"Não é possível não ir às despesas com pessoal [na saúde e na educação] e às prestações sociais".
Esta é a frase que marcou a entrevista que Passos Coelho deu ontem à TVI.
Ficamos assim a saber o que é que o primeiro-ministro pensa daquilo que ele designa como "Reforma do Estado" e que nós chamariamos "Contra-revolução neoliberal".
A obsessão ideológica de Passos Coelho fica assim anunciada nessa entrevista.Fugindo à pergunta da entrevistadora sobre se vai cortar nas reformas abaixo do mil euros, essa fuga revela todo um programa. É óbvio que essas pensões vão sofrer cortes, é esta a lógica de todas as atitudes deste governo.
Também ficamos a perceber, pelos silêncios, que a educação e a saúde vão deixar de ser universais e até é provável que voltem as propinas ao ensino secundário, uma medida que, a concretizar-se, é contraditória com o alargamento do ensino obrigatório até ao 12º anos.
O mais grave das medidas fica adiado para Fevereiro, mas é evidente a obsessão deste governo contra os funcionários do Estado que não tenham chegado aí por nomeação política de "boys"e a voragem para entregar os serviços do Estado aos apetites dos privados.
1 comentário:
Viver entroikado, não ter o que pôr na mesa
Luciano Alvarez (in Público)
Os governantes deviam andar de transportes públicos. Não só pelo que poupavam ao país. As questões de segurança e as agendas apertadas impedem que o façam com frequência. Mas, uma vez por outra, far-lhes-ia muito bem apanhar uma carreira de autocarro, um cacilheiro ou o metro.
As visitas às empresas de sucesso, as idas ao Parlamento e as vernissages com as chamadas “forças vivas” mostram-lhes uma fotografia desfocada do país. Os transportes públicos, esses sim, são o espelho de Portugal. Uma janela para a realidade.

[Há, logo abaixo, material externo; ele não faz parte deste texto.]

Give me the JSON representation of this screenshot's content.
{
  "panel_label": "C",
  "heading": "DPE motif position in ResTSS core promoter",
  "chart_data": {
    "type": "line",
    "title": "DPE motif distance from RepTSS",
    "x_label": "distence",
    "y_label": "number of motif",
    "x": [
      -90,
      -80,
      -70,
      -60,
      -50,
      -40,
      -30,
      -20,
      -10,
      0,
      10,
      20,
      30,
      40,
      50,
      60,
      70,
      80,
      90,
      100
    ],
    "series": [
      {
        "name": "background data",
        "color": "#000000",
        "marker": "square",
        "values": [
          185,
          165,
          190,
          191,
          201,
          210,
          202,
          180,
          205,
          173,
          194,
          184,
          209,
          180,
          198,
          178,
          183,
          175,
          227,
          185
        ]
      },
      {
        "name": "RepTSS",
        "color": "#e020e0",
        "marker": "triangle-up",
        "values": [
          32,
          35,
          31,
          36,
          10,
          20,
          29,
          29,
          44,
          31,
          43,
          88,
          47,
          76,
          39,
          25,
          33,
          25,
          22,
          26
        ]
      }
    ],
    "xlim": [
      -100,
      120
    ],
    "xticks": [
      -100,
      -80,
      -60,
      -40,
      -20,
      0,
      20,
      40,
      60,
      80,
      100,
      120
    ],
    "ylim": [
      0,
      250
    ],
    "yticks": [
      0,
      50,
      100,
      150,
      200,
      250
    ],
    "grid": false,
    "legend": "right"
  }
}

Não falo só dos rostos que não escondem desalentos. Das empresas que, através da janela de um eléctrico, se vêem a fechar todos os dias, dos milhares de cartazes de casas à venda, como se os portugueses estivessem em massa a fugir do país.
Os governantes deviam andar de transportes públicos. Nem que fosse só de vez em quando. Iam ver que o número de pedintes cresce dia a dia. Gente que não tem outra solução a não ser vir para a rua pedir esmola.
Nesta semana, uma mulher travou-me o passo num túnel do metro. Não teria mais de 40 anos. Olhou-me nos olhos e de uma forma serena disse-me: “O senhor desculpe-me, estou desempregada, não tenho qualquer apoio, vivo sozinha com dois filhos e não tenho o que lhes pôr na mesa. Pode-me ajudar com qualquer coisa?”
Aquela mulher que nada aparentava de pedinte não podia estar a mentir. O seu olhar não mentia. Era uma mulher desesperada que não tinha como dar de comer aos filhos. Vir para a rua pedir esmola foi, provavelmente, o seu último recurso, a única possibilidade de ter algo para pôr na mesa.
“É muito difícil ver aspectos positivos naquilo que é duro e difícil”, disse o primeiro-ministro na entrevista de quarta-feira, garantindo que o seu Governo está a conseguir resultados para tirar o país da crise.
Admito que sim, mas a preocupação primeira devia ir para aqueles que, à custa dos “aspectos positivos” que o primeiro-ministro canta, são empurrados para a miséria. A “missão histórica” que Passos Coelho diz estar a cumprir devia começar por garantir que todos os portugueses tivessem o que pôr na mesa.
Até lá, o messias político que o primeiro-ministro se julga não passa aos olhos dos muitos portugueses que vivem na miséria de um fraco charlador.
Os governantes portugueses deviam andar mais de transportes públicos.